Kenny Pickett Thought His Fake Slide Was A Stutter Step At First, Admits ‘I Shouldn’t Be Able To Do That’

Kenny Pickett broke records set by Dan Marino at Pitt. Yet two things have dominated his story arc over the past year as much or more than his play. More recently, it’s been about his hand size, and his stretches to try to increase his hand measurements.

Not so long ago, it was about ‘the slide’, a moment in the team’s ACC championship game last season in which he appeared to be going into a slide on a scramble, but rather than go to the ground, he pulled upright and kept running after the defenders committed to the slide.

It’s something he recently talked about in a long and wide-ranging interview with Adam Breneman, on his show, Breneman Shows Up. First and foremost, he insists that he was not pre-planned or intentional—though it did look cool.

“Usually I slide so late, like, guys were on top of you and they dive over the top and you get late hits. They’re usually so aggressive”, he said. “And I just felt everyone kind of pull up as I was chopping my feet, and I’m like, ‘I should just keep going’. I thought it was a stutter step, but when I watched the tape, obviously, I dragged my back leg. It looked a lot cooler than I thought it was”.

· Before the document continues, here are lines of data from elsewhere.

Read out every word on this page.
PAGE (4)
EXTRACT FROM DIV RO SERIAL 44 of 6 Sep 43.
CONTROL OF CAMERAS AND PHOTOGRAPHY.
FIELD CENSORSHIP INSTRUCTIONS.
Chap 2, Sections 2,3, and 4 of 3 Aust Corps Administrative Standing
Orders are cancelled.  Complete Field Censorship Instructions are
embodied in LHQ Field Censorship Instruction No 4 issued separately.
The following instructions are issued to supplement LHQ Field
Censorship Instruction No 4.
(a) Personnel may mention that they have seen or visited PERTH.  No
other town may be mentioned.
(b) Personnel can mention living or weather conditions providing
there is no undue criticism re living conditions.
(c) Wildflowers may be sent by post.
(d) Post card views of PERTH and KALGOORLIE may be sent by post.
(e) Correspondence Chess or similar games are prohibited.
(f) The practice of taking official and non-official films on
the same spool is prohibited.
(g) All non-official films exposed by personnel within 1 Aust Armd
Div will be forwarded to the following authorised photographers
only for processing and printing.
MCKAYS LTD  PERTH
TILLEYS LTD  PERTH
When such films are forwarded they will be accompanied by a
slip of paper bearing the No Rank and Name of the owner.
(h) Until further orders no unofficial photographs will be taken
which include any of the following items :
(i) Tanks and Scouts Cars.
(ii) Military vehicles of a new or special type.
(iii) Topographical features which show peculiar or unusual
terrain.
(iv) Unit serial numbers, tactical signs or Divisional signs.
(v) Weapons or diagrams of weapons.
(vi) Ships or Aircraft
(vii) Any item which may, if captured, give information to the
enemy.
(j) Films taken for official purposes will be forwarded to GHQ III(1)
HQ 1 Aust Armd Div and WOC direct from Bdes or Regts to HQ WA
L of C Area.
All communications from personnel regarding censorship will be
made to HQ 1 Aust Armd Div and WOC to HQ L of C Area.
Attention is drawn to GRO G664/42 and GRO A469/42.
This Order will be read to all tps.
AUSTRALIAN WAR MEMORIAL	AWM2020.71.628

The play came in the second minute of the game, with the Panthers facing a 3rd and 5 from their own 42. After scrambling out of pressure up the middle, he took off upfield, originally initiating a sliding motion at about the opponent 43. He turned the corner and raced up the sideline for a touchdown. Yet in hindsight, even he knows it was unfair.

“Don’t get me wrong, there should be a rule. I shouldn’t be able to do that, because you’re trying to protect the quarterback”, he told Breneman. “But it wasn’t a rule. It wasn’t a rule because nobody’s ever done it before. It’s not happening on a week-to-week basis. It’s just something that doesn’t even need to be talked about”.

That play put them up 7-0 early, but Wake Forest would take a 21-14 lead by the end of the first quarter. After that, however, it was all Pitt, with Pickett leading three touchdown drives, the special teams adding a field goal, and capping it off with a defensive pick six for an exclamatory 45-21 win.

Pickett said that so many teams asked him about that play during the pre-draft process, asking him if it was planned and things of that nature, which he of course insisted it was not—and surely it wasn’t. After all, it came on a scramble that was forced by pressure up the middle. It was an in-the-moment decision—one he would be penalized for making again.